Macroeconomic and property sector themes are expected to define REIT credit trends in the near-to-medium term, according to Fitch Ratings. That view was also reinforced during the most recent NAREIT conference. We believe equity valuations and willingness to issue equity could govern whether companies can grow on a leverage-neutral basis. Meanwhile the expectation of continued REIT privatizations and the subsequent change-of-control (CoC) stalemate between issuers and investors will influence unsecured debt issuance volumes.

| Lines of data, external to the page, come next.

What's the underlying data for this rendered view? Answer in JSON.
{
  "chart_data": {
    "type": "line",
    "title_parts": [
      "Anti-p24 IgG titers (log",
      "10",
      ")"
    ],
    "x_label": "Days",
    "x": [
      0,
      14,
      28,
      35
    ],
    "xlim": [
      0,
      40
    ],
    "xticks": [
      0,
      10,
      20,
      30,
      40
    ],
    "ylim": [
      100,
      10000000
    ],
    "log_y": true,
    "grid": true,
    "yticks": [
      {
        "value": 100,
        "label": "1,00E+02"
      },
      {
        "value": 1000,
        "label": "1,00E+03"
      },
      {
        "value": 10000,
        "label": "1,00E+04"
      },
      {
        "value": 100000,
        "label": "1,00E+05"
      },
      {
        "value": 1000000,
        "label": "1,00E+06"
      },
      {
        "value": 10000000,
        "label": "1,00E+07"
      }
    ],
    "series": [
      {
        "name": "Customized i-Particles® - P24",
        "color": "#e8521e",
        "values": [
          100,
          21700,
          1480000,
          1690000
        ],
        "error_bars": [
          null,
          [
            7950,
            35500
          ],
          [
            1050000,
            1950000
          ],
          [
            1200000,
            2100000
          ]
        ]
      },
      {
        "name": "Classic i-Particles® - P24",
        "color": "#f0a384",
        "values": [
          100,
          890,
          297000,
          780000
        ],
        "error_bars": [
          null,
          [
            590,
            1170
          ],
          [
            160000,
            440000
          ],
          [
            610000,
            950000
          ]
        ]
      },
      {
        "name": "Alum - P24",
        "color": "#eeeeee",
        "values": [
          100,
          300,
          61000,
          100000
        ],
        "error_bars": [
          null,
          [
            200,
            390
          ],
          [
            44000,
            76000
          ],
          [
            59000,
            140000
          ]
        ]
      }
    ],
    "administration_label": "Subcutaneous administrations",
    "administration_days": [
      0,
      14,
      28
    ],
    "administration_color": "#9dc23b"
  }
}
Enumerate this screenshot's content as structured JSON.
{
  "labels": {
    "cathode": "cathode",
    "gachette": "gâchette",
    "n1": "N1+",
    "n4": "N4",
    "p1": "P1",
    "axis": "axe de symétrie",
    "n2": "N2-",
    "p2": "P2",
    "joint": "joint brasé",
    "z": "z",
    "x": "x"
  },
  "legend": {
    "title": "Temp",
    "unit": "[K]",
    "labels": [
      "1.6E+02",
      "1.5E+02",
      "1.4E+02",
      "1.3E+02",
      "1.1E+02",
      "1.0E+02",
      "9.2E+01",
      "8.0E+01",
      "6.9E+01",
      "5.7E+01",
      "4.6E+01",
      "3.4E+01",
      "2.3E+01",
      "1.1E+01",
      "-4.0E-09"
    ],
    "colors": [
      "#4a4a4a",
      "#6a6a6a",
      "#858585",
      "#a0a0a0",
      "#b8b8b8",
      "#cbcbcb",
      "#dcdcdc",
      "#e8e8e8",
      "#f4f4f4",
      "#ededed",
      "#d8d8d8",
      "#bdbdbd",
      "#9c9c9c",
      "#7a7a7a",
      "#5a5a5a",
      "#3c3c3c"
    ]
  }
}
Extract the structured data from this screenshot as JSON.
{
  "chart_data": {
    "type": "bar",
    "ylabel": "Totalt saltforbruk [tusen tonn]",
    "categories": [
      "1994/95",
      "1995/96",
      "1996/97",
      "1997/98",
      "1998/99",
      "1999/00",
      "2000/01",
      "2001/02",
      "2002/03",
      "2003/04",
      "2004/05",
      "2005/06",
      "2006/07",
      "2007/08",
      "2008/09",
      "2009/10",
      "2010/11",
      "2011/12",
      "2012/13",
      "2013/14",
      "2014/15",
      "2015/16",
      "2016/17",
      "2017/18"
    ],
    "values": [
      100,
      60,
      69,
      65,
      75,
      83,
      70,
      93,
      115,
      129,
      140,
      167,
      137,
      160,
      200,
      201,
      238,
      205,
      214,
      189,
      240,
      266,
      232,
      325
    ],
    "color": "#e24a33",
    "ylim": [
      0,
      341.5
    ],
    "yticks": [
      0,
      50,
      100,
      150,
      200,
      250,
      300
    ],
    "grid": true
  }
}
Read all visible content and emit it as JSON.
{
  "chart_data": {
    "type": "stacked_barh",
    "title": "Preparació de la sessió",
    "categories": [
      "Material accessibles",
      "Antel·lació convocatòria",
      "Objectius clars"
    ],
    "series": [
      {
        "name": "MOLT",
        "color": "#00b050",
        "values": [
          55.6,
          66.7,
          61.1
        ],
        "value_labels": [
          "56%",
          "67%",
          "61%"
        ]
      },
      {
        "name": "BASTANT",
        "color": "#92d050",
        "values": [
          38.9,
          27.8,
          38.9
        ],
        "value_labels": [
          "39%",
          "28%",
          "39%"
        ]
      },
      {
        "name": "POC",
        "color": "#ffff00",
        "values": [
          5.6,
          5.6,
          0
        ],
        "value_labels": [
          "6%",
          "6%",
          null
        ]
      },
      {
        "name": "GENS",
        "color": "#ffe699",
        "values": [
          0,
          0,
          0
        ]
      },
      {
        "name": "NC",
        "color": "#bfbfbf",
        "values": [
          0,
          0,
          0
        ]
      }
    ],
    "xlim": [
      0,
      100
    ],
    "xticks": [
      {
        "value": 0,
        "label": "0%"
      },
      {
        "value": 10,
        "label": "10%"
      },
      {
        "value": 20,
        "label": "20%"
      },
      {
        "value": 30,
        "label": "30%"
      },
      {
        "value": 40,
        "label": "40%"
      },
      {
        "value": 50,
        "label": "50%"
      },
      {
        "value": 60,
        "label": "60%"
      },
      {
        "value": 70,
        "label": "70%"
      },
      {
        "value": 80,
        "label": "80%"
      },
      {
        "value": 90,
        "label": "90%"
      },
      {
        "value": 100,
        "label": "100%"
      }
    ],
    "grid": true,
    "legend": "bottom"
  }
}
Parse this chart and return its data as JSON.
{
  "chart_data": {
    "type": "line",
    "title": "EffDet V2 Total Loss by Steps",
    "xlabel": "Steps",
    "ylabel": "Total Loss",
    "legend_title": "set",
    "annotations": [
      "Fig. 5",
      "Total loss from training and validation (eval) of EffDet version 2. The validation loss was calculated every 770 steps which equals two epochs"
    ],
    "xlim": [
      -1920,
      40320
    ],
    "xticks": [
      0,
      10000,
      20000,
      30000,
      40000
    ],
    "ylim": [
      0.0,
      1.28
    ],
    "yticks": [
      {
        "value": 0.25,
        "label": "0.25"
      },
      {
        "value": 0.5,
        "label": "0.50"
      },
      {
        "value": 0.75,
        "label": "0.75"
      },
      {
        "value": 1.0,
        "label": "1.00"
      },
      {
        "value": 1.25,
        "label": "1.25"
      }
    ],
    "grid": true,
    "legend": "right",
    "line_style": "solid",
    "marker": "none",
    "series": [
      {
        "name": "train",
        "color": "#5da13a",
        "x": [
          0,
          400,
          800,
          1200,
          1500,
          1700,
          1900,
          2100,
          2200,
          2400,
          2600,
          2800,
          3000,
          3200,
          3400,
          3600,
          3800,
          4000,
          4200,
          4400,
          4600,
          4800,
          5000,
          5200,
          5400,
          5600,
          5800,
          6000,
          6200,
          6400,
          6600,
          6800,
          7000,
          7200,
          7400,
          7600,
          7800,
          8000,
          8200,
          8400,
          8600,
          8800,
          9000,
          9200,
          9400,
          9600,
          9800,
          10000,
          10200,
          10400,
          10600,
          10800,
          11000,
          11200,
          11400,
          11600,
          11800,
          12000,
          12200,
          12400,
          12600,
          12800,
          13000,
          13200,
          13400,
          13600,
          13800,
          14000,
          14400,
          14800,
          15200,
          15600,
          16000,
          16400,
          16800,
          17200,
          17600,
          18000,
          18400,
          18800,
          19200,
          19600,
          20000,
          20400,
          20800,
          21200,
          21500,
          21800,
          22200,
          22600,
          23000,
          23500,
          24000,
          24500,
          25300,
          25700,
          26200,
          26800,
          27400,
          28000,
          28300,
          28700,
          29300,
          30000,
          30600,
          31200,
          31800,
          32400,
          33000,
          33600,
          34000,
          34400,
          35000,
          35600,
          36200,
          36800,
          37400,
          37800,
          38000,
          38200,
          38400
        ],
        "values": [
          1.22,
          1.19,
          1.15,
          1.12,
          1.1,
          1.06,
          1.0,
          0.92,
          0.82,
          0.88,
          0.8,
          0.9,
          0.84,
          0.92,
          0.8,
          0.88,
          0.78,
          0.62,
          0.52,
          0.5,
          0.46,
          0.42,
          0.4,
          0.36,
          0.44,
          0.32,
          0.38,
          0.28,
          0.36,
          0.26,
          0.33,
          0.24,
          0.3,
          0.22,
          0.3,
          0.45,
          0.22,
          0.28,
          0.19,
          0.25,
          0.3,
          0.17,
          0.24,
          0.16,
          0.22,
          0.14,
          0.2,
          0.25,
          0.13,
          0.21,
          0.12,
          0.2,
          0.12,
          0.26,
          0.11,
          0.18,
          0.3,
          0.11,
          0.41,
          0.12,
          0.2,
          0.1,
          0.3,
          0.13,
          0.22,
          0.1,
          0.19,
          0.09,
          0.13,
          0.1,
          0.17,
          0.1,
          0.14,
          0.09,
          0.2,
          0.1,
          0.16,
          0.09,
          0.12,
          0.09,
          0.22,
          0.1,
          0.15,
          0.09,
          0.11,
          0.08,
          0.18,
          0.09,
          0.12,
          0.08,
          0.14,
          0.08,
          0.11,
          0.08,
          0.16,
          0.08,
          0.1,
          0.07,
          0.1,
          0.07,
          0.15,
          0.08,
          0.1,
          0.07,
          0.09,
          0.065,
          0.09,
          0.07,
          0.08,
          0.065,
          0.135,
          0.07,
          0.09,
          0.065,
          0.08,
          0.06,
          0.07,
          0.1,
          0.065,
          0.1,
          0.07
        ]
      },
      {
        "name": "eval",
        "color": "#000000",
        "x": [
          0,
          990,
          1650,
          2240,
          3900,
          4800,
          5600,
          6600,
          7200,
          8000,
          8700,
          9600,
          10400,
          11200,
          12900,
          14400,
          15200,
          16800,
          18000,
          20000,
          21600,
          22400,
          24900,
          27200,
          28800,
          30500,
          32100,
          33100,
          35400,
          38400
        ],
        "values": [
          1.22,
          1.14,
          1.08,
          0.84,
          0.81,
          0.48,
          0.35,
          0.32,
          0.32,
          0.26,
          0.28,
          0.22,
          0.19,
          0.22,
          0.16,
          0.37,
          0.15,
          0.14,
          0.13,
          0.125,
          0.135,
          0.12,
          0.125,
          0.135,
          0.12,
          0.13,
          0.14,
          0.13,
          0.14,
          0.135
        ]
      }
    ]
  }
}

Market conditions are ripe for privatizations over the next few years. Low cost capital is plentiful and debt underwriting standards have loosened. With investment yields compressed globally, REITs do not need to trade at as wide of a discount to net asset value (NAV) or require significant growth for returns to meet go-private buyers' hurdles. Liquid capital markets and lower return requirements are likely to result in more transactions in our estimation.
The expectation for continued privatizations and Blackstone Property Partners' decision not to tender for the public bonds of Excel Trust (BBB-/Rating Watch Negative) after its acquisition announcement has led to a stalemate between issuers and investors surrounding CoC provisions. The non-tender caught investors by surprise, upending the belief that REIT bonds are protected from privatization. Tellingly, there has not been a public issuance by an inaugural REIT issuer since the announcement.
While volatility in Treasurys may be partially to blame for the absence of inaugural issuers since the announcement, Fitch believes there is also a CoC stalemate developing between issuers and investors, particularly regarding investors' apparent unwillingness to tighten spread expectations in exchange for CoC put language.
A key question heading in to 2Q15 earnings is whether equity values will deter issuance for the remainder of the year. While REITs are generally insulated from rising rates, upward rate moves remain a concern. The 10-year Treasury rate has risen to 2.50% at the start of the NAREIT conference from 1.68% at the end of January. Over the same period, REIT share prices declined by 10% and are now trading at a 6% discount to NAV from a 10% premium. Issuers have not seen a meaningful repricing in property values that would justify a share price decline from their perspective. Regardless as to whether the decline is justified based on asset prices, weakness generally could limit company appetites for equity issuance and possibly lead to marginally weaker credit metrics in the near-to-medium term.
The competitive environment for acquisitions, modestly positive growth in operating fundamentals, and the delayed benefits from development may further limit the feasibility of meeting investors' expectations for NAV and earnings growth per share on a leverage neutral basis. As a result, increased leverage and/or the share buyback siren song may prove to be too irresistible for some managements looking to tighten the NAV discount.